On the strongest annual net absorption since 2008 (728,000 sf), the Tucson retail market improved to 7.1% vacancy at year end 2013, versus 7.9% a year before. Lease rates appear to have bottomed out, with average asking rates citywide at $14.32 psf/year. Deliveries for the year totaled almost 400,000 sf, the highest level of construction in four years. This construction was driven by tenant activity, rather than speculative development.

Industrial

The Tucson industrial market made significant headway over the course of 2013. Positive absorption of 770,000 sf allowed vacancy to improve 1.5 percentage points (pps) year over year to end the year at 10.5%, led by small business growth.
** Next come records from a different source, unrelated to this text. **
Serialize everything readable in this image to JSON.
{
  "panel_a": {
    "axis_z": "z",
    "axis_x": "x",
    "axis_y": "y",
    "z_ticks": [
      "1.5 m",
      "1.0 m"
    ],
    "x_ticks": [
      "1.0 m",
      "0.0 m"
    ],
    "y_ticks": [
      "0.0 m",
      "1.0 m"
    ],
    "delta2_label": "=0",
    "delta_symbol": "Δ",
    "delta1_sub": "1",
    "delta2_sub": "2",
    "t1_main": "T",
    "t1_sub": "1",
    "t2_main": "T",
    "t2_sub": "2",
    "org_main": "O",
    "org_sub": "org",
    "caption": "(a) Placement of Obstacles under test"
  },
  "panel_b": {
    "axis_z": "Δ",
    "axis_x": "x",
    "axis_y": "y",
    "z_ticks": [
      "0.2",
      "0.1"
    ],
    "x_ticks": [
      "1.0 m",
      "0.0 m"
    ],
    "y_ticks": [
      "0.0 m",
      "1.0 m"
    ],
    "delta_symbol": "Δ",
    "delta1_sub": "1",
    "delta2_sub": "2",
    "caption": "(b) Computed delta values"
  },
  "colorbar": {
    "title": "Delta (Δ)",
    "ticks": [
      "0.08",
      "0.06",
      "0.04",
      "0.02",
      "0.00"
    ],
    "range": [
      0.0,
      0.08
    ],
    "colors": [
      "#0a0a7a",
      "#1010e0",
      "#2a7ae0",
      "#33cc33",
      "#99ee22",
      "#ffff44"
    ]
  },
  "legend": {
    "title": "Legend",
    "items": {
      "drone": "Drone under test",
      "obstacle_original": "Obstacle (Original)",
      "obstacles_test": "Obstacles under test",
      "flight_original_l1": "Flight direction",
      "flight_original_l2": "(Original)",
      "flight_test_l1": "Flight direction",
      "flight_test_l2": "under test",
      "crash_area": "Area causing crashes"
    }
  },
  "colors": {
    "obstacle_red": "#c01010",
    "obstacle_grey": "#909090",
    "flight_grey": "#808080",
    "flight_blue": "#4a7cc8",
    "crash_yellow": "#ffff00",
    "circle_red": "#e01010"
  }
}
Upward pressure on rents became more notable in small spaces, but not significantly enough to impact values. On the investment side, pricing pressure remained as continued REO product washed through the market. Look for continued gradual improvement in the year ahead.

Multifamily

2013 saw increases in unit absorption, average rental rates and occupancy rates, ending at a 9.41% vacancy rate on absorption of 754 units. Monthly rents increased $8 per unit to $637. Sale activity dropped sharply in 2013 due to stagnant NOIs and the midyear jump in interest rates. Expect a multi-year increase in trading activity beginning this year, thanks to improving fundamentals and heightened investor interest as other markets become overpriced.